Antalya Değirmen önü mevkiine Selanik Gargara, Avanlı ve Baraklı köyleri halkları 1924 yılında mübadele yasasıyla iskân edilir.
Değirmen önüne yerleşen bu ata yadigârı kuzenlerimizle buluşmak üzere Emin Necdet beyin daveti üzerine geldiğimiz Antalya’da ağlatan mülakatlar yaptık. “Gargara’dan Gargara’ya” adlı tarihi gerçeklere ve arşiv kayıtlarına dayanan hikâye – roman tarzı eserimiz için bilgi ve belgeler topladık.
Selanik Gargarasından gelenlerle Ermenek Gargarasından yanlarına giden bendenizin sohbet ve görüşmelerinin ayrıntısına geçmeden şimdi gezi notları için başa dönelim.
Beş Mayıs 2022 Perşembe günü arabamıza mazotumuzu doldurup sabah erken yola çıktık. Bu tür erken saatler tenhalık bakımından tam bir sessizliği temsil eder. Mesela Bulumya / Erenkaya’dan geçerken tatlı suda durup çay suyumuzu aldık, her zaman önünde onlarca kişinin ve arabanın kuyruk olduğu bu emsali az bulunan pınarlar çok sakindi, sıra beklemeden suyumuzu alıp Seydişehir’e doğru hareket ettik. Alaca bele doğru tırmanırken burada ünlü bir tesiste çay çorba için mola verdik, çay sekiz lira, kahvaltı 120 lira dediklerinde çıkıp yolumuza devam ettik.
Seydişehir’e kadar yol çift yönlü olmasına rağmen Seydişehir’den Manavgat’a kadar tek yönlü bir yol vardı önümüzde. Yavaş gitsen sıkıntı, hızlı gitsen sıkıntılı bir yoldu bu.
Sosyal medyada “Ne yalan söyleyeyim Konya Antalya yolunun tek yönlü olduğunu bilmiyordum” deyince konu beş gün tartışıldı, işi siyasete dökenler oldu, particiliğe çekenler oldu, sağduyu ve akl-ı selimle yorum yazanlar oldu. Ama gerçek değişmedi: Konya Antalya karayolu (Seydişehir Manavgat arası) çift yönlü değil halen iki şeritli gelişli gidişli bir yoldur.
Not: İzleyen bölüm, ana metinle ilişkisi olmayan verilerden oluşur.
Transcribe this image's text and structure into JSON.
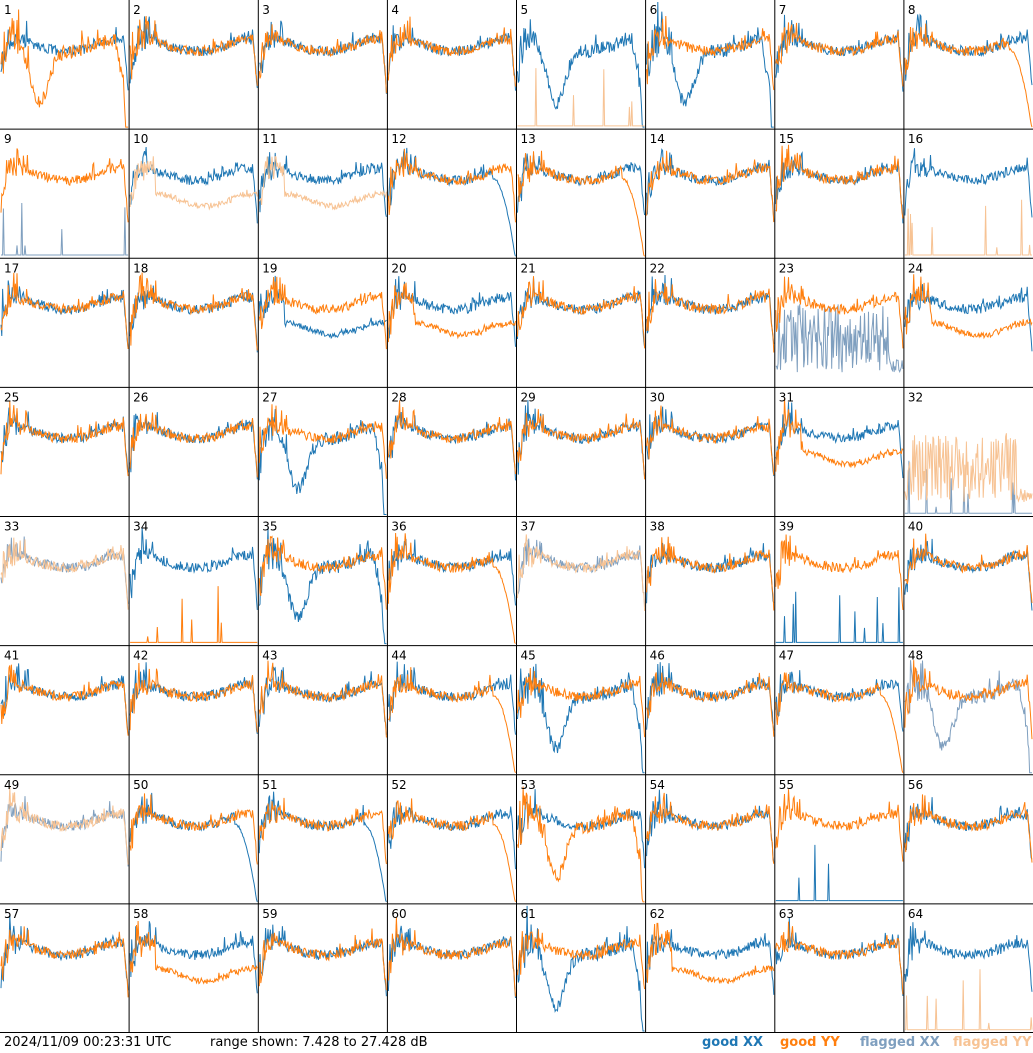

Bu arada Konya Taşkent, Sarıveliler karayolu üzerinden Antalya’ya inen yol bu yoldan daha hızlı ilerlemekte ve istikbali daha parlak bir güzergâh olarak görünmektedir.
Şunu da ifade edeyim ki Ermenek Güneyyurt ve Ermenek Kazancı yolu bile bu yoldan daha kalitelidir. Ancak biz kimseyi suçlayamayız, orta Anadolu’nun Akdeniz’e bağlanması Torosların çok yerinden delinmesiyle mümkün olan zor bir yol olduğunu biliyoruz.
Alaca bele çıktığımızda her tarafın kardan yeni alaca halde olduğunu gördük, hava sertti, sulusepken yağıyordu, çok soğuktu. Tam zirvede arabamızı sağa çekerek tüpümüzde çayımızı demledik, lavaş ekmeklerimizi mini senidimizde açıp tavada pişirerek kahvaltımızı yaptık.